Flu vaccine effectiveness can fluctuate from season to season, averaging around 40%.

“We celebrate when we have a vaccine that is effective closer to 50%,” said Dr. Gustavo Ferrer, president of the Pulmonary Institute, noting that vaccine efficacy rates often are closer to 25%.

Although the flu shot seems more effective this season, the number of children who have died from the flu has reached a mid-season high point.



So far, 92 children have died from the flu, exceeding the pediatric death toll of all other mid-seasons since reporting began in 2004-2005 except for the 2009 pandemic.

The early start of the season, which began the second week of November, and the unusual rise of the influenza B/Victoria viruses at the beginning and the emergence of the H1N1 strain have contributed to the higher numbers of deaths and illnesses among children.

“The hospitalizations and severe illness among children and adolescents are exactly what these two viruses have a tendency to do,” said Dr. William Schaffner, a professor of preventive medicine and infectious diseases at Vanderbilt University. “Likewise, with that terribly sad number of deaths in children, that once again reflects the fact that both of these viruses, for biological reasons that we don’t understand, have an association with children and adolescents.”

“The other side of the coin is that the hospitalizations and serious illness and disease for older adults are a little less than the average flu season,” Dr. Schaffner said. “It is a bit of good news on the other end of the age spectrum.”

The CDC estimates there have been at least 26 million illnesses, 250,000 hospitalizations and 14,000 deaths from the flu this season.

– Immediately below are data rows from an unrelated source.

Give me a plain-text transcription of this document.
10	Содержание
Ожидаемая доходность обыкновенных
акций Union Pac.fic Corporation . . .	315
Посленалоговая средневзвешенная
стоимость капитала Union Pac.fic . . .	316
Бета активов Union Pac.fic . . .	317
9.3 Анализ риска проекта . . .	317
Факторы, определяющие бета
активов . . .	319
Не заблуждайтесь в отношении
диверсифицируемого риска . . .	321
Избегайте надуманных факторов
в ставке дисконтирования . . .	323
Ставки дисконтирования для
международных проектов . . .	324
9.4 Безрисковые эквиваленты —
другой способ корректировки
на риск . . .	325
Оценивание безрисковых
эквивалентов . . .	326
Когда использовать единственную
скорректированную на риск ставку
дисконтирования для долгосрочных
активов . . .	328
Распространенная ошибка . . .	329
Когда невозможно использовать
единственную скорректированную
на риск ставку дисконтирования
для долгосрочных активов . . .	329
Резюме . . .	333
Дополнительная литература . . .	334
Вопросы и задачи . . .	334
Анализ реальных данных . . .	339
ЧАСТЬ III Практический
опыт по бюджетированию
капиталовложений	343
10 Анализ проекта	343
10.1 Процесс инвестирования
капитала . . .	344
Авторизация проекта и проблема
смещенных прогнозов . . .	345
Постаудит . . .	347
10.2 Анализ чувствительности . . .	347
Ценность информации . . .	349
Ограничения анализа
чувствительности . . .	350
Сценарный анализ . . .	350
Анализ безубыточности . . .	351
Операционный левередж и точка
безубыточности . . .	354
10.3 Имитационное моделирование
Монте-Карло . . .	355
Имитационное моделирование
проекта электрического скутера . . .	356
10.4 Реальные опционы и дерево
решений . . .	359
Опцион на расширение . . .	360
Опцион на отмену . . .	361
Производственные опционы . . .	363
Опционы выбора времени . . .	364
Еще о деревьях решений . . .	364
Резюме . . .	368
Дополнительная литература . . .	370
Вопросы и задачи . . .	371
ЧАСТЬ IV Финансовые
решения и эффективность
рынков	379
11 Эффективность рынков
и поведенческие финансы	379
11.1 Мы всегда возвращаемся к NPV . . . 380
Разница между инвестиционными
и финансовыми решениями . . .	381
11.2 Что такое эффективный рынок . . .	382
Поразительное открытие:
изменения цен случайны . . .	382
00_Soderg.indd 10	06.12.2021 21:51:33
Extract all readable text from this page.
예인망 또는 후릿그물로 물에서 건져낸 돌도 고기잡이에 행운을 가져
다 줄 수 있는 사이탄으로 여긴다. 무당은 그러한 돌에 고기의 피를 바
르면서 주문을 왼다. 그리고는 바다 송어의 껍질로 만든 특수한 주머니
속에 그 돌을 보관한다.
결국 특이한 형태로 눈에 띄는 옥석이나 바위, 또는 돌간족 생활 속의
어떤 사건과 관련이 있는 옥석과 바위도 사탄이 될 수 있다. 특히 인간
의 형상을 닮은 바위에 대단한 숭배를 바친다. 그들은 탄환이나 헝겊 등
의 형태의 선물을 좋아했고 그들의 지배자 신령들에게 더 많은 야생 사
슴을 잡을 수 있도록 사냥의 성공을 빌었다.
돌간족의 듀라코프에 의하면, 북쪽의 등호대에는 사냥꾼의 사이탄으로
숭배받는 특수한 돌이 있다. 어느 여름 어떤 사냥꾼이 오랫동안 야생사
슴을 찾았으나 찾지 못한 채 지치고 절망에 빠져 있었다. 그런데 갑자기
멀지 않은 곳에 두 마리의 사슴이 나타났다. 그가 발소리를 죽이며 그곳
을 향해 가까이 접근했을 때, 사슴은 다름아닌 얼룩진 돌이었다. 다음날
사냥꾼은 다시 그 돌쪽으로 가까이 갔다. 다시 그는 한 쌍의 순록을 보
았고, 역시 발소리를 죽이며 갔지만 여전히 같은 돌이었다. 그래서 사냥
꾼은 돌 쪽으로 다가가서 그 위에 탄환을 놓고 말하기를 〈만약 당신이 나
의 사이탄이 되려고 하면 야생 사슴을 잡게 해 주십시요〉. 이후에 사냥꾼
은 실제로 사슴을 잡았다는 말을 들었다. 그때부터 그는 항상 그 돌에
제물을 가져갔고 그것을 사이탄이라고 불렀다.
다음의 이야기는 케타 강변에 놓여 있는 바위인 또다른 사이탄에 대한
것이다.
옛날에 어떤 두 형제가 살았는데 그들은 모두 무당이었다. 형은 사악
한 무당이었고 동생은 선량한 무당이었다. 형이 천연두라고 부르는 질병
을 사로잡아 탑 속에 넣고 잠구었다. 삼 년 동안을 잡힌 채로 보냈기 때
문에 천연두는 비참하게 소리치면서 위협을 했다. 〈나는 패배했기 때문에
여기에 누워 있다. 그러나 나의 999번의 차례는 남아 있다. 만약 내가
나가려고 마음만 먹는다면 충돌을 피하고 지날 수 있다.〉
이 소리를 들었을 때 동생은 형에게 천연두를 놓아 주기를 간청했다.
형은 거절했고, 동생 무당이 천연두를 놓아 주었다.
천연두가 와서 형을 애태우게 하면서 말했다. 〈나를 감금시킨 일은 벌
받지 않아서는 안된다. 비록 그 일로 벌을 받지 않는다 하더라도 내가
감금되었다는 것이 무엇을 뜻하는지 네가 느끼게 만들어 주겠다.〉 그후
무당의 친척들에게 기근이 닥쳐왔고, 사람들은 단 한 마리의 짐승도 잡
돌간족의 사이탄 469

Over the last decade, the flu has caused an estimated 4.3 million to 21 million doctor visits, 140,000 to 810,000 hospitalizations and 12,000 to 61,000 deaths each year, according to the CDC report.

“Influenza continues to be year after year a great deal responsible for tons of people ending up in the hospital,” Dr. Ferrer said. “With all of the knowledge that we have to treat advanced diseases, advanced cancers and multiple vaccines for many others, we have not been able to make a really good dent into advancing vaccines against the influenza.”

Flu vaccine effectiveness ranges from a low of 10% recorded for the 2004-2005 season to a high of 60% recorded during the 2010-2011 season.

Last flu season, the effectiveness of the vaccine dipped to 29% from 47% when a strain of H3N2 viruses unexpectedly rose to prominence. The CDC said the 2018-2019 vaccine had no “significant protection” against illnesses that emerged from this new viral strain.

The CDC’s preliminary estimates of vaccine effectiveness measure the prevention of outpatient medical visits instead of outcomes such as hospitalizations and deaths. Data that measures how effective the vaccine is against more severe illnesses will be available later.

Dr. Ferrer said there is “a lot of room” for improving the flu vaccine and developing other alternative treatments to help tackle influenza.

Two lines of research focused on improving the flu vaccine exist, Dr. Schaffner said. One includes making a stronger, better vaccine or developing a so-called “universal” flu vaccine that would fight against a wide range of viral strains. Another line of research looks at trying to improve ways to deliver the vaccine whether that’s swallowing a capsule or wearing a skin patch made with microneedles.

Health experts say it is not too late to get a flu shot. Everyone 6 months and older is recommended to get the seasonal vaccine.